The other change of view is a bit more complicated. It is to do with the fact that ideological positions and computing do not happily mix, as anybody who has tried to install and use Linux is well aware. This second rotation was set off by a sentence in a recent Personal Computer World article: 'Typical web users, at least those who have bothered to try it, have given it the thumbs down because it is slow and less reliable than either Internet Explorer or the old [Netscape] Navigator 4.7.'

'It', of course, is the new Netscape 6, the last gasp of that once dominant browser in the supremacy gamble with the Evil Empire Spawn aka Microsoft Internet Explorer.

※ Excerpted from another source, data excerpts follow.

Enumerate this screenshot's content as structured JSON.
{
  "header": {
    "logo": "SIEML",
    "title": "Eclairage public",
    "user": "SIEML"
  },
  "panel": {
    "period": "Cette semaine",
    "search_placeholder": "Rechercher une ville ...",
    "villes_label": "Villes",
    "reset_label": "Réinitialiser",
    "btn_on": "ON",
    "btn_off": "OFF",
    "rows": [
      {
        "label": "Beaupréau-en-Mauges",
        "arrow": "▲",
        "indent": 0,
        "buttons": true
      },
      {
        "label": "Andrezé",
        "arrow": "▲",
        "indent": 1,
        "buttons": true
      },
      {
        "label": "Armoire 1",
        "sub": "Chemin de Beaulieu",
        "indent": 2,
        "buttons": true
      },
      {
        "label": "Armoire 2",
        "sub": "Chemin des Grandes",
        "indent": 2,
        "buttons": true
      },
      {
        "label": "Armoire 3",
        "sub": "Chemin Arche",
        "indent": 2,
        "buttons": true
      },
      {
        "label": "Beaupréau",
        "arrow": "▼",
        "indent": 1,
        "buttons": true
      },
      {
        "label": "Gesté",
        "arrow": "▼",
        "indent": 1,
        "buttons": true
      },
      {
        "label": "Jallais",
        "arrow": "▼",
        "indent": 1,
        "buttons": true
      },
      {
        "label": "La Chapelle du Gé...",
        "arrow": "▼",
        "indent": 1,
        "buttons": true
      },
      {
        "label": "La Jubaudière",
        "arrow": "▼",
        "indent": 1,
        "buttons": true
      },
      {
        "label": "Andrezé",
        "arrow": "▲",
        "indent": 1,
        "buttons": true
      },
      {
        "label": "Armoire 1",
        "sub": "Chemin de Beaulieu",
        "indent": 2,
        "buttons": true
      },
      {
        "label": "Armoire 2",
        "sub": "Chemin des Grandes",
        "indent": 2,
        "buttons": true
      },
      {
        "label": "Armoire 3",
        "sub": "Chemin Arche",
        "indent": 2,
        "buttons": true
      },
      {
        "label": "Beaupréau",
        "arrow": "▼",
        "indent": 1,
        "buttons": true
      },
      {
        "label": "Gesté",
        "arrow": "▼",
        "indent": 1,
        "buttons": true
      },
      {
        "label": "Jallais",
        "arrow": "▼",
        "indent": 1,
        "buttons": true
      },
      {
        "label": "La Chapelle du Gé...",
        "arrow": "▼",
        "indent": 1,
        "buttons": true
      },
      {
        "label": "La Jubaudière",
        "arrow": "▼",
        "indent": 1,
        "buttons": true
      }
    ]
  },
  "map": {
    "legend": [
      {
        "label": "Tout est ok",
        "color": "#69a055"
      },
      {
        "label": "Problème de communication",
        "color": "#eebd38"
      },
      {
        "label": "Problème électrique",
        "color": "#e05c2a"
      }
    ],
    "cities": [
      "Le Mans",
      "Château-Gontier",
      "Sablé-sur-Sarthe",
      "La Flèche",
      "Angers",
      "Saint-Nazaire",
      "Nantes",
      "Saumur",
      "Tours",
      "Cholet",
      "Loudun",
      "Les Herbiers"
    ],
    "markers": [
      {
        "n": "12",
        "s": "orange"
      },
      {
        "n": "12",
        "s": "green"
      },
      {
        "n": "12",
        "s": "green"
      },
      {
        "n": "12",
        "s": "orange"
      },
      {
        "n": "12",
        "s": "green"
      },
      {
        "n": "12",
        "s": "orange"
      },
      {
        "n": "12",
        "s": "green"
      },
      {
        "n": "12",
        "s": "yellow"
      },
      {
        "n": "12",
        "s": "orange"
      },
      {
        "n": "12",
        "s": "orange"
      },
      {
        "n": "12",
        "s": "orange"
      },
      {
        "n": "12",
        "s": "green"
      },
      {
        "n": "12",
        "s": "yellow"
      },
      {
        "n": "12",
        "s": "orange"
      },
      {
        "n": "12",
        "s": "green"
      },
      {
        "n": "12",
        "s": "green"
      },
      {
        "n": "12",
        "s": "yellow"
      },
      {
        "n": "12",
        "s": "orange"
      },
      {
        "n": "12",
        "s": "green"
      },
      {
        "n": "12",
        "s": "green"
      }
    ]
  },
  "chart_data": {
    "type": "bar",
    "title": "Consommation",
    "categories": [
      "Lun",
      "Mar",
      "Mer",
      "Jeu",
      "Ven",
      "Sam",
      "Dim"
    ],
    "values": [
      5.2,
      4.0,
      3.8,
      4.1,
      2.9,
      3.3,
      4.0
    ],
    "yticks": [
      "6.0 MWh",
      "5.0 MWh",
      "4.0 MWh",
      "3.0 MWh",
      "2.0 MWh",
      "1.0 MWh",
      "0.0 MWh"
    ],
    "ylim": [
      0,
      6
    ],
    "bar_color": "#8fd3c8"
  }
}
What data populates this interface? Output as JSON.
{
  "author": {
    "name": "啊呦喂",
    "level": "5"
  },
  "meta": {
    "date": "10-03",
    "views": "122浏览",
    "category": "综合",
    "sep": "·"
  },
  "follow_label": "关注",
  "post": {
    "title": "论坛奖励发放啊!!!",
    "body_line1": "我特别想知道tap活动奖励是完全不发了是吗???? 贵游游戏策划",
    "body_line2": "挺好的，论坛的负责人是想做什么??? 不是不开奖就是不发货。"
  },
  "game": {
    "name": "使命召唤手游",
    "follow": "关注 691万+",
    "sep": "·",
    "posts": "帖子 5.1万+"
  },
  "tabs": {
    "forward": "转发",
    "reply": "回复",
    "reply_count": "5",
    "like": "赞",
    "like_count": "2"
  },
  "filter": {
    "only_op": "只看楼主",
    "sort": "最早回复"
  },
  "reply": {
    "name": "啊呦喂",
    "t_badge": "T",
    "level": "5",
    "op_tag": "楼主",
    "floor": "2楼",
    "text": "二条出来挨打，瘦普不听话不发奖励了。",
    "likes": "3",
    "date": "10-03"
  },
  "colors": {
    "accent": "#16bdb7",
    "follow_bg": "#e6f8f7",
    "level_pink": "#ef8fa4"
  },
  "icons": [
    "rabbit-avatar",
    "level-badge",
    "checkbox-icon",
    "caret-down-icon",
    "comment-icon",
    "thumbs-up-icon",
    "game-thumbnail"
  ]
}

I could scarcely believe this pronouncement, not because it was wrong (it certainly wasn't) but because the author went on with pages of quite interesting technical stuff based on the proposition that, unless Internet Explorer has a rival, any old thing could happen to the Universe As We Know It.

That's a bit like saying we should all drive Morris Travellers because it will keep Italian sports car manufacturers up to scratch.

Another reviewer in the monthly . net burbled: 'Don't give up on it forever.

The program has been released prematurely, with lots of bugs and unfinished code. 'Too bloomin' right.

I'm not suggesting you do the same, but I've wiped all trace of Netscape 6 from my network - and me a Netscape user since prehistoric times. My shrink tells me that actually it's a really good idea to give up on programs with lots of bugs and unfinished code.